Wildfires are very different to prescribed/ managed/ controlled/’cool’ burns set by upland vegetation managers. Wildfires do risk burning the peat; are not managed or prescribed; burn hot not ‘cool’; do not adhere to the burning code; do destroy vital wildlife habitats; do create risk for nearby dwellings and infrastructure; do contribute to air pollution; can release vast amounts of carbon dioxide, other greenhouse gases and heavy metals embedded in the peat from historic air pollution; tend to happen in summer during hot weather; have no firebreaks built in so can spread rapidly and over marge areas; can be almost impossible to put out without huge fire-fighting resource at huge cost; and even after a fire is put out will leave bare peat and allow erosion.

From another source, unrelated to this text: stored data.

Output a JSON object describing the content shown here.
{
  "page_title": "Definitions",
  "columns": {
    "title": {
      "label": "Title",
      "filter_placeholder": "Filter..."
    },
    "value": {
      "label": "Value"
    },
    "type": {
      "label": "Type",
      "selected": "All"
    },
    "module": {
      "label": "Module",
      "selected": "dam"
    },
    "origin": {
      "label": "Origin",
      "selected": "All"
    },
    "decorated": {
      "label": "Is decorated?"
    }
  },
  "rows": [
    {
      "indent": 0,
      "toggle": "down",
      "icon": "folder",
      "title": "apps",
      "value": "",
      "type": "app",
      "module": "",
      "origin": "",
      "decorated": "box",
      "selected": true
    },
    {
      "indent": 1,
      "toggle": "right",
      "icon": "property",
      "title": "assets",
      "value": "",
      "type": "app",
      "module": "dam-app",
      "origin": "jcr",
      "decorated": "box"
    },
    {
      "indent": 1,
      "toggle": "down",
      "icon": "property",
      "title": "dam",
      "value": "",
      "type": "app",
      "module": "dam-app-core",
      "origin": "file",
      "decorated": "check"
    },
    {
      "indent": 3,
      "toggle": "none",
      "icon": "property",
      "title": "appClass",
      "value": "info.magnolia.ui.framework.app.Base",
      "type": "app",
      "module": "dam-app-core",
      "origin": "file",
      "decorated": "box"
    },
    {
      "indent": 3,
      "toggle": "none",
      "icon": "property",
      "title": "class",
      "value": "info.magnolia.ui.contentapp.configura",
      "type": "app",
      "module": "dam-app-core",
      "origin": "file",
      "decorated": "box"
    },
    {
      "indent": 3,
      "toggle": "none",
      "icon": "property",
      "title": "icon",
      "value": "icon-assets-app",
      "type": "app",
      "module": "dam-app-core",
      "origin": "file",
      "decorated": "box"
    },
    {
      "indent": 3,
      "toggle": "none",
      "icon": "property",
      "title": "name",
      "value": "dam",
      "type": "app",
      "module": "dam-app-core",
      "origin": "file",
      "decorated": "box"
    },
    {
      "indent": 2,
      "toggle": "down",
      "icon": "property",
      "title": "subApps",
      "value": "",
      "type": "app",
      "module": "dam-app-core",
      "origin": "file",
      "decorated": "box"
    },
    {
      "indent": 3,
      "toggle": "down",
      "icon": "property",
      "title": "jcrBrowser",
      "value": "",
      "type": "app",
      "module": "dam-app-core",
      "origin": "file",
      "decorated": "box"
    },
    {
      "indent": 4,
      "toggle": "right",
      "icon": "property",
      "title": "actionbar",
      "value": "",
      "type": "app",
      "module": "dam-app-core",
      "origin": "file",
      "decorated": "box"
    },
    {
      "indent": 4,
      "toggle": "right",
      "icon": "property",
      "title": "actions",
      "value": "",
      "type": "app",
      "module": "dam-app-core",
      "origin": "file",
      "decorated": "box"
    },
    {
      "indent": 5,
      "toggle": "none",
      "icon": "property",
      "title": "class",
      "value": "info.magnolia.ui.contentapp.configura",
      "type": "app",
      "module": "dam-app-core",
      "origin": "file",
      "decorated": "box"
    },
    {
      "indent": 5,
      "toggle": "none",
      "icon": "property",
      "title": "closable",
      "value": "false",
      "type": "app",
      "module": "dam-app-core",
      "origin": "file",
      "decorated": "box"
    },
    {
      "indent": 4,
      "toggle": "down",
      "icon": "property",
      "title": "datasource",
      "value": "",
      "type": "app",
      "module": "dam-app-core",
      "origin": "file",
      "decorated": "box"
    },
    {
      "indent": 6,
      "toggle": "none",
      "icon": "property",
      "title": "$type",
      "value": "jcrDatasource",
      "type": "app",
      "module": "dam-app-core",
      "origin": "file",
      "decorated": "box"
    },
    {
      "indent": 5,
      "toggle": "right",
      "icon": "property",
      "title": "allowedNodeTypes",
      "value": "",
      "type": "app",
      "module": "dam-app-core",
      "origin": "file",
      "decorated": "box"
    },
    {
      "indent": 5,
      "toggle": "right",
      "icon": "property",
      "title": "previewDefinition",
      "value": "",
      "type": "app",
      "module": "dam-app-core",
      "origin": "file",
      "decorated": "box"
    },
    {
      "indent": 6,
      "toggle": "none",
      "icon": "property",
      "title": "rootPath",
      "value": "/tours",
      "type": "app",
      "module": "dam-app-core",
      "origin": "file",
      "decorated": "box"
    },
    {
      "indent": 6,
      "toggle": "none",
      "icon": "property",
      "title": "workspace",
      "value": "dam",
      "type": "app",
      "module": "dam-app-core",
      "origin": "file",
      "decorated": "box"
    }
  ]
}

In our audit we calculated that prescribed burning to create fire breaks to mitigate wildfire risk releases 3% of the CO2e emitted from a wildfire. It is recognised that wildfires result from a build up of fuel (vegetation) in fire-prone ecosystems which heather moorland is, and so the introduction of a no burn policy will be detrimental. In America, a move to no-burn policies by the 1930s is now seen as near disastrous on similar fire-prone ecosystems. A reduction in surface biomass, not just re-wetting, is needed particularly during transition between vegetation communities. This is not just because re-wetting takes time, but also because water tables on peatland drop by 20-30cm in the summer compared to the winter; therefore in many re-wetted situations there will still be a dry layer of peat in the summer which is vulnerable to wildfire. Climate change is the over-riding threat to the continued existence of blanket bog, but wildfire is the second major threat (Defra project No. CTE0513 April 2007).
In conclusion we would suggest that an update is required to the upland evidence base used to develop upland management policy and that the new and evolving knowledge base should be used to inform best practice and develop ecologically-based burning strategies. In other peatland ecosystems fire is a valued conservation tool used to protect and restore globally rare heathland and moorland.
We would welcome the opportunity to present the scientific evidence underpinning the points above to Greenpeace and the author of the Unearthed article, and do hope you will invite us to do so to allow you to make your own evaluation of it.